The reason I know about all this is that Cllr Adams kindly copied all members into the correspondence.
Whether this was in some new-found spirit of openness, or an attempt to demonstrate to the party faithful his masterful way of dealing with bolshie members of the opposition, I can't be sure, but if it was the latter he made a serious error.
If only he'd asked me, I could have warned him that the highly-educated womenfolk in the family don't take kindly to being patronised.
Back went Cllr Hodgson's reply - copied to all councillors, two can play at that game -"What would further my understanding is a straight answer. I fail to see how you can have considered any of the unaffiliated councillors . . . when you have no knowledge of their qualifications, skills or experience".
Cllr Adams was on the ropes, but he skilfully covered up hoping for the bell to save him with: "I’m sorry that you disagree. I don’t intend to enter into an email exchange that simply emphasises the fact that we hold different views on this matter."
Followed by the swift counterpunch "I am sorry to labour the point, but I do not think that agreeing to disagree is acceptable. Whilst we can both hold differing views, we cannot both be right."
Holding on for dear life, Cllr Adams responded: "I didn’t think I needed to further clarify my last response which is contained below, however to emphasise this point please be assured we have different views on this matter as mentioned previously."
Cllr Hodgson moved in for the kill: "I do not need assurance that we have different views on this matter, that is without doubt. What I do need assurance on is that you, as leader, not just of Independent Plus, but of the whole Council, followed the Nolan principle of objectivity (In carrying out public business, including making public appointments, awarding contracts, or recommending individuals for rewards and benefits, holders of public office should make choices on merit.) when making appointments to outside bodies including the Police and Crime Panel. Without that assurance I can only conclude that, rather than appointments being made on merit, they are made by a system of patronage and or “Buggins’ turn”.

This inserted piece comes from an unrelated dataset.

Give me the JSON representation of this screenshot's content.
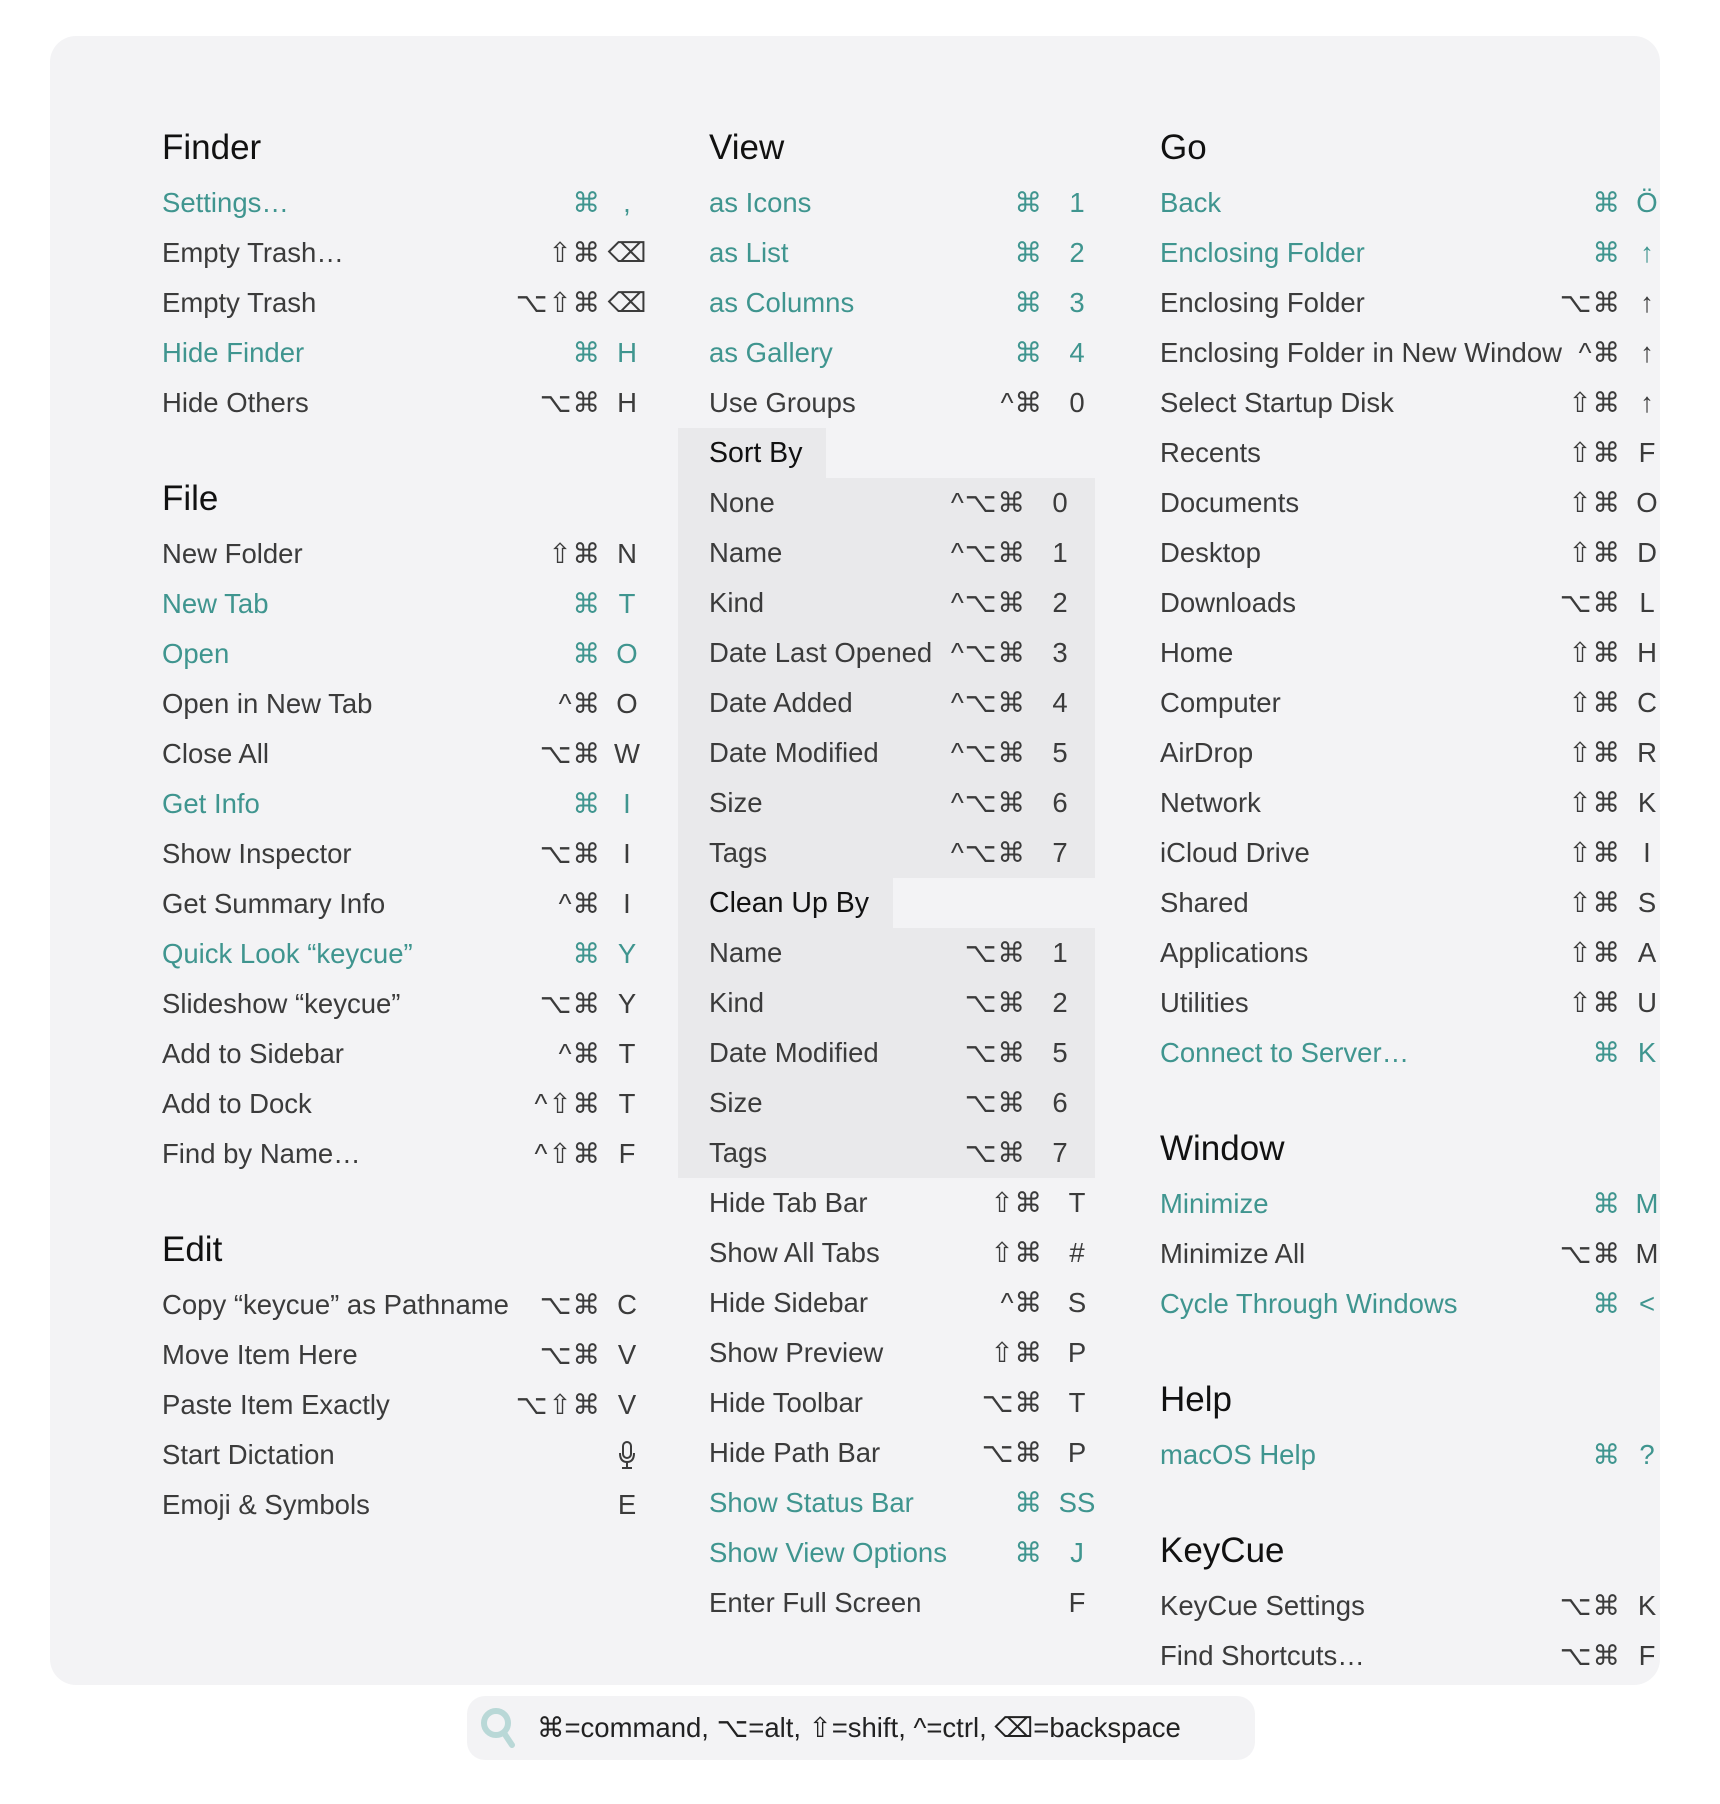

Now it wouldn't be right for me to express an opinion on the progress of this contest, but I have to say that impartial observers, include some very senior members of the IPPG, had Cllr Hodgson way ahead on points.
It was then that Cllr Hodgson's came across the minutes of the meeting of the council held on 11 December 2008; the previous occasion when this issue of appointments to outside bodies was debated.
At that meeting it was resolved that: "at the beginning of the term of the next Council, a list of outside bodies be circulated to all Members before appointments are made."
The term of the next council was the one that commenced after last May's election, so Cllr Hodgson put down a written question asking why the terms of this resolution had not been followed?
This was on the agenda for last Thursday's council meeting and Cllr Adams replied that two copies of the list of outside bodies had been left in the members' room after the election.
When Cllr Hodgson pointed out that this didn't amount to "circulation" Cllr Adams responded that all members had been circulated with a copy of the appointments.
He was out on his feet by now, but when the Cllr Hodgson rose to deliver the coup de grace by pointing out that this list was circulated after the appointments had been made and not, as the resolution required, before, the chairman intervened to bring the questioning to an end.
So, while she was denied a knockout, she did achieve the next best thing - referee stopped fight.